Cent-onze minutes. C’est le temps qu’il aura fallu à Julien Hériteau pour montrer qu’il avait bien le niveau du Top 14. Cent-onze minutes, c’est aussi le temps qu’il lui aura fallu pour se blesser au genou. Et changer le visage de sa saison. Contrairement à son coéquipier Taylor Paris, Julien Hériteau a vu ses ligaments croisés être épargnés.
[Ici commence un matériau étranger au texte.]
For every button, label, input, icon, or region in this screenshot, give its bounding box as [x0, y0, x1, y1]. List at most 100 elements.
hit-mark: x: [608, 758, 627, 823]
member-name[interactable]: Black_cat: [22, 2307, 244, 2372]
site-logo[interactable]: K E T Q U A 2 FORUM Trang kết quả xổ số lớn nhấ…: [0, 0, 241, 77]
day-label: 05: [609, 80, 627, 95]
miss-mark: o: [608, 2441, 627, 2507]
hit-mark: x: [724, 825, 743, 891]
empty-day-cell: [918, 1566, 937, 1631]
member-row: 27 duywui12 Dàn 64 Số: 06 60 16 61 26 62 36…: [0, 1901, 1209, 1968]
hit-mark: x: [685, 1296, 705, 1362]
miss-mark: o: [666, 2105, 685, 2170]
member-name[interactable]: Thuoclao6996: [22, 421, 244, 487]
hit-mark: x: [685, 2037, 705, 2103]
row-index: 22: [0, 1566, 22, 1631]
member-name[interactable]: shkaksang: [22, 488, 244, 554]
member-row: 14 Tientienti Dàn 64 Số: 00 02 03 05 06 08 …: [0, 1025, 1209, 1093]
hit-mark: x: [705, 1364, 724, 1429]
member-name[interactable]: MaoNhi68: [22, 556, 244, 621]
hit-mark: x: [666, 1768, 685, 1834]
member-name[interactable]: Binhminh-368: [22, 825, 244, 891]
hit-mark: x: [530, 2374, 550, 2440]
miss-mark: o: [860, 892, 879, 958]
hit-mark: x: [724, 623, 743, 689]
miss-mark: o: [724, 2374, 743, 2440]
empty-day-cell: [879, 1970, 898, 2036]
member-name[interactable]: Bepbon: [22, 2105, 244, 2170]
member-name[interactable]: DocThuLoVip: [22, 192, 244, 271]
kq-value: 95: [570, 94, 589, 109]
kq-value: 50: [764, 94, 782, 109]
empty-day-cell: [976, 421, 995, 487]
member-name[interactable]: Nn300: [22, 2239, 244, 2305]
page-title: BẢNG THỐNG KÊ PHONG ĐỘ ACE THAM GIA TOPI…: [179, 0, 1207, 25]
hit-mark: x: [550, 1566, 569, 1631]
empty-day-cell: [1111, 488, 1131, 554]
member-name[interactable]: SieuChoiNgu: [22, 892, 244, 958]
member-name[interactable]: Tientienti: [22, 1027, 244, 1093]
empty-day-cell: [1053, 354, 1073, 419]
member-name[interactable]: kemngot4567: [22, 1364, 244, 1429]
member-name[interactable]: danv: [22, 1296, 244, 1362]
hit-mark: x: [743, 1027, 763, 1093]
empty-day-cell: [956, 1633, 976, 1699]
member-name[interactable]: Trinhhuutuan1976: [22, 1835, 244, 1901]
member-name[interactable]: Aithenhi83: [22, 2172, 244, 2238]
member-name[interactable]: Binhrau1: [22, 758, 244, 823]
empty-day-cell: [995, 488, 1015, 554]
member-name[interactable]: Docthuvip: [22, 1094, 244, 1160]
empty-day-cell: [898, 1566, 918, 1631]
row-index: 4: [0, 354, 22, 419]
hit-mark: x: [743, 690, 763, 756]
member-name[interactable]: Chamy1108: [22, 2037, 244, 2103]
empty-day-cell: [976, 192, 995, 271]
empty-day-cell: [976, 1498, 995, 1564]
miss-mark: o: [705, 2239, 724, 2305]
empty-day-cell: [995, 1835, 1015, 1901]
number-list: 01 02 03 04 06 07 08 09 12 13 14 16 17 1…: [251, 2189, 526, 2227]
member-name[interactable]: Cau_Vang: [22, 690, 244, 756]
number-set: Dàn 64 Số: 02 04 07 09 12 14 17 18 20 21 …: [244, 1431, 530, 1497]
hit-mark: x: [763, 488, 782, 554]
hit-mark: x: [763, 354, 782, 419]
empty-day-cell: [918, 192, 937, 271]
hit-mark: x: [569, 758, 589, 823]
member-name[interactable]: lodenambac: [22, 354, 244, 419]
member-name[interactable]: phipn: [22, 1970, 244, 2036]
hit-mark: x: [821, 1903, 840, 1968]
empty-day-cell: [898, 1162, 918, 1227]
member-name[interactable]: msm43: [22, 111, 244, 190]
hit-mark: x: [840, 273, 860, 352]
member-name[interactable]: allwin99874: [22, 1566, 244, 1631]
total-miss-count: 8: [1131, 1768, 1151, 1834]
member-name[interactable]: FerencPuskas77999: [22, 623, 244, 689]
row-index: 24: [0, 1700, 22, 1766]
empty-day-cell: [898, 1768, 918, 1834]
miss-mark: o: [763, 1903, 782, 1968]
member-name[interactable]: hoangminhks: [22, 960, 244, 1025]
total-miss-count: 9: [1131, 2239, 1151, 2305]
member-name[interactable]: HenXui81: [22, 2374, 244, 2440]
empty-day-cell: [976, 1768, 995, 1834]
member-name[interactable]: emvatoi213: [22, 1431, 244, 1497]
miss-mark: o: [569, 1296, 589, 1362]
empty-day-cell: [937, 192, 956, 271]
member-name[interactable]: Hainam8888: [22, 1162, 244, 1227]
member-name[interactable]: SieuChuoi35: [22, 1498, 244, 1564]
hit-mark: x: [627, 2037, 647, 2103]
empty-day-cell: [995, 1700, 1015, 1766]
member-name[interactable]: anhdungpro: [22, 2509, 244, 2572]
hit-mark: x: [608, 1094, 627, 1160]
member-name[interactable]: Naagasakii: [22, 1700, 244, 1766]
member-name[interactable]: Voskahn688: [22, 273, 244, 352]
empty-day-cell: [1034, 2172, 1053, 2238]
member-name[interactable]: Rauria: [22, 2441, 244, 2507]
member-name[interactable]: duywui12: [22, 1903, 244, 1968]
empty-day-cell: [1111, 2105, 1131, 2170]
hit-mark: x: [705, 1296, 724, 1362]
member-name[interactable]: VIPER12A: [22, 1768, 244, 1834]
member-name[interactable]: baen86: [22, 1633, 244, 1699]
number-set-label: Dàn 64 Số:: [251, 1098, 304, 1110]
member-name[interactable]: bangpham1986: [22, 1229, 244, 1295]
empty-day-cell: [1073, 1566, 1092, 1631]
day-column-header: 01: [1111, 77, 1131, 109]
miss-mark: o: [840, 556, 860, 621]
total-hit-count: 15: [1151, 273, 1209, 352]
Une chance, car au lieu des incompressibles six mois d’absence, le jeune trois-quarts centre s’en est sorti avec quelques semaines. Enfin presque. « J’ai eu besoin de deux mois et demi… J’ai mis un peu trop de temps à revenir », confie-t-il. Pendant ce temps, un autre blessé a pu retrouver les terrains. Un certain Johann Sadie. On connaît la suite. Le Sud-Africain s’est illustré comme l’une des rares satisfactions du délicat exercice 2015-2016, se rendant au passage indispensable au poste de numéro 13 aux côtés du capitaine Lionel Mazars. « Quand les gars devant sont bons, c’est plus compliqué de retrouver sa place, estime Julien Hériteau. Je ne sais pas ce qui se serait passé si je ne m’étais pas fait cette entorse. » La frustration à peine dissimulée, ce pur produit de la formation agenaise sait qu’il avait « la confiance du staff après une très grosse préparation à l’intersaison pour [se] mettre d’entrée dans le bain ». Une fois remis, il n’est réapparu que quatre fois dans le groupe. Un petit remplacement de 15 minutes avant d’être envoyé au charbon à Toulon pour se coltiner Ma’a Nonu, à Montpellier et à Castres. Trois matchs où le SUA a mordu la poussière. Pas vraiment des cadeaux quand on manque de rythme.

Impliqué avec les Espoirs
Dans son malheur, Julien Hériteau a pu s’extirper de la spirale négative de l’équipe fanion pour briller avec les Espoirs qui, de leur côté, règnent sur l’Hexagone. « Le début de saison n’a pas été extraordinaire mais la seconde moitié a été excellente. Je crois qu’on est resté sur huit victoires consécutives avant la défaite contre Pau ce week-end », précise le centre de 21 ans. Premiers de leur poule, les U22 agenais sont directement qualifiés pour les demi-finales. Les barrages décideront qui de Toulouse ou Clermont sera leur prochain adversaire. « J’imagine que sera l’ASM. C’est une équipe très bien armée qui nous avait accrochés ici », ajoute-t-il. Impliqué à 100% avec les Espoirs jusqu’à la fin de l’aventure, Julien Hériteau est heureux de faire partie d’« un groupe qui vit très bien, avec trois à cinq ans de vécu commun et où tout le monde est copain ». Il regrette cependant « un peu » la manière dont il a été mis à l’écart des pros avec lesquels il ne s’entraîne plus depuis plusieurs semaines : « On ne me dit pas vraiment ce qu’on attend de moi. Ce manque de communication est un peu pénible. Mais je sais que Mathieu Blin compte sur moi pour la saison prochaine ». Ce serait en effet dommage de se priver d’un tel talent. La Pro D2 peut lui servir de tremplin. Mais ce sera à condition de ne pas vivre une nouvelle année galère sur le plan physique à l’image des deux précédentes.